The Reason For San Diego Foreclosures
“What’s causing all the foreclosures in San Diego?”
***ANSWER:
People ask me this all the time. The answer has many related parts. The causes include:
1. Subprime-
Too many people with bad credit (aka “subprime” or “non-prime”) were granted home loans. Surprise: people with a poor history of paying their bills didn’t pay their mortgage. Who’d have thunk it?
2. Pay Option-
Also called the “exploding arm”, this home loan starts at a low rate for 2-3 years, then “resets” at a much higher rate. And the bulk of these are resetting ’06-’08. BTW, this IS a great loan for some people, but it’s a disaster for others.

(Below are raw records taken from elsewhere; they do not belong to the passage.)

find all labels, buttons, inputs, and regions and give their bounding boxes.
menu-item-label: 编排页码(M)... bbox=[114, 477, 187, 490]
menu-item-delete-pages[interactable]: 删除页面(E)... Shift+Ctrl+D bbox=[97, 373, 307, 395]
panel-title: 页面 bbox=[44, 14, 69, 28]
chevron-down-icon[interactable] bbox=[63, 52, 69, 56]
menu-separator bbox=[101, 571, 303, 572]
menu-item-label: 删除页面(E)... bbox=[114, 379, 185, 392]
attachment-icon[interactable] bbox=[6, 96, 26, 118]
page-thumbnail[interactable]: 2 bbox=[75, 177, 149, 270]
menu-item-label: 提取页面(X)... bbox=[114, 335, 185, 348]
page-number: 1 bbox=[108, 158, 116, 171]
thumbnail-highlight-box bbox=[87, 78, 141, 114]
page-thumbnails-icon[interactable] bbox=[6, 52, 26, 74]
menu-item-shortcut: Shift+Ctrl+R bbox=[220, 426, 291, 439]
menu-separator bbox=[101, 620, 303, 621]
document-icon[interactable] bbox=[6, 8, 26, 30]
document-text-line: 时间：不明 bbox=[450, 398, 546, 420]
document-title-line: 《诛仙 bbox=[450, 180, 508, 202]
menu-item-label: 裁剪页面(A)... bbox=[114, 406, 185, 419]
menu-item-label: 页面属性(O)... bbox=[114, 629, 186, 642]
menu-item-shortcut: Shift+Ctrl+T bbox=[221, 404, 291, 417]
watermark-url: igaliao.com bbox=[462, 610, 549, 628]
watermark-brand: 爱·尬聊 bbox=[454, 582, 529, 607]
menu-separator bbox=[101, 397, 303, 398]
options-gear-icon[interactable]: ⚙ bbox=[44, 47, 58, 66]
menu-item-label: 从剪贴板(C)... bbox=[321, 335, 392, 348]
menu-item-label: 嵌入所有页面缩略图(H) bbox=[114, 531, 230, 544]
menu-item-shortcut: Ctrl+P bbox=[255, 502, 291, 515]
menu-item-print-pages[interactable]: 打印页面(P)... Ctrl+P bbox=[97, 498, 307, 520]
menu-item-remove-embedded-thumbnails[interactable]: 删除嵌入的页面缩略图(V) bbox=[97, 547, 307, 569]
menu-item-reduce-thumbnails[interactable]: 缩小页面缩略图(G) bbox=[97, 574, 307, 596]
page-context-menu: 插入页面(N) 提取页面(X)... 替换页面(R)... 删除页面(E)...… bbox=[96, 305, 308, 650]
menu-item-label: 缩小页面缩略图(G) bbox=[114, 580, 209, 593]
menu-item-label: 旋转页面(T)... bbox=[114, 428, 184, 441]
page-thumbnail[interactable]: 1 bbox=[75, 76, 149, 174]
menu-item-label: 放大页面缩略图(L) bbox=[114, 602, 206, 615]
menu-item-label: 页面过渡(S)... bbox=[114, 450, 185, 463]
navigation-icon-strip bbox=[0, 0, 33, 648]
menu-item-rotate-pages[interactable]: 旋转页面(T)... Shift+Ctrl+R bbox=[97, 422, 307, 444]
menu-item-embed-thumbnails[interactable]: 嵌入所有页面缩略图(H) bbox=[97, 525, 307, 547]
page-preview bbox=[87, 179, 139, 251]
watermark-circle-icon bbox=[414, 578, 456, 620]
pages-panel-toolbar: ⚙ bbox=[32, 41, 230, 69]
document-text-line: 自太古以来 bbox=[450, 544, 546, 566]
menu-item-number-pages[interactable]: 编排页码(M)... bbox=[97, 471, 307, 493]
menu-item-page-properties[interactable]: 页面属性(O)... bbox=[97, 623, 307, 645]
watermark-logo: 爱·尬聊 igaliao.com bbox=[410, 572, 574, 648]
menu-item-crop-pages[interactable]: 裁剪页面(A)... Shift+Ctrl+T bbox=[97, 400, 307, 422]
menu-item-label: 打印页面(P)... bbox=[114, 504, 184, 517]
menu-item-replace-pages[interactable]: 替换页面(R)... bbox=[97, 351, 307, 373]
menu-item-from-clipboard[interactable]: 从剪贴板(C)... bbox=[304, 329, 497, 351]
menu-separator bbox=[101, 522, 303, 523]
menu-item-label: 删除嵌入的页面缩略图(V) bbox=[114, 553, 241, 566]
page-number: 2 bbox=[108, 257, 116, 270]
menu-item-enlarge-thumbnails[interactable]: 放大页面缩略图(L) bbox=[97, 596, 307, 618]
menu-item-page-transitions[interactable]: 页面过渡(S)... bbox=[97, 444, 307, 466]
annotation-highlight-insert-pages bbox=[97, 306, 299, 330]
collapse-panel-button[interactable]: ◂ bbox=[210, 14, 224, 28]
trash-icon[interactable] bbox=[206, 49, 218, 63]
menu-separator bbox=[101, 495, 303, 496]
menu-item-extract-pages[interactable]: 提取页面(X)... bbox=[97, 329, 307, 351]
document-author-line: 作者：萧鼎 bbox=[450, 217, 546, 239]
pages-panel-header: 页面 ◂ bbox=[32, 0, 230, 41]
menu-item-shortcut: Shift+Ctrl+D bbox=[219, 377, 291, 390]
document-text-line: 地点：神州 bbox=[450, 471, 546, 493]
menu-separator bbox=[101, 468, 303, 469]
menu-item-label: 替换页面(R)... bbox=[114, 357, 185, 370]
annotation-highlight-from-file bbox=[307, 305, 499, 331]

3. No Doc(umentation) / No Verification-
Also called a “liar’s loan”. 3 easy steps: 1) Make up an imaginary income high enough to qualify for the loan you want. 2) Get the loan. 3) Default when you remember you don’t make that imaginary income and now you can’t make your payment
4. Zero Down-
Zero down means a higher loan, no money personally invested, and impossible to refinance later into a loan you can afford.
5. Intentional “Mortgage Fraud” For Profit-
What do you get when you have a scheming lender, appraiser, buyer, & seller? Often it’s a sale and loan for dramatically more than the property value. Everyone splits the extra money and nobody makes the payment.
6. Higher Rates-
Rising rates means adjustable loans go up higher and people can’t make their payment.
7. Decreased Value-
Your payment is up and your value is down. You’re “upside down”, you can’t refinance, and you probably didn’t put anything down in the first place. What do many people do? They walk away.
8. Difficult Short Sales-
As in #7 above, you’re upside down. But you DON’T want to walk away. So you try a “short sale” in which your agent negotiates with your bank for them to take less and allow a sale. But no one told you buyers would shun your home, the bank would be slow and uncooperative and unrealistic (by expecting you to get over market value when buyers are shunning your home), and your agent would give up. My unscientific, unresearched guess is that only 1/4 of short sales are successful.
9. No Financing For Your Buyer
Lenders got burned from all the crazy loans (see #1-4 above). So they swing the pendulum too far the other way and tighten up. But guess what your would-be buyer needed to buy your home?: one of those crazy loans. No loan = no buyer. It’s called closing the barn door after the horse escapes…and closing it on the horse’s neck when she tries to come back.
This whole scenario produces many winners and losers:
The losers are obviously people who lose their home or can’t buy a home.
But the winners are those who can still buy a home, often for 10-20% below September 2005 prices. You’ll find bargains like these predominantly in the under-$800,000 range, and especially in certain neighborhoods in San Diego.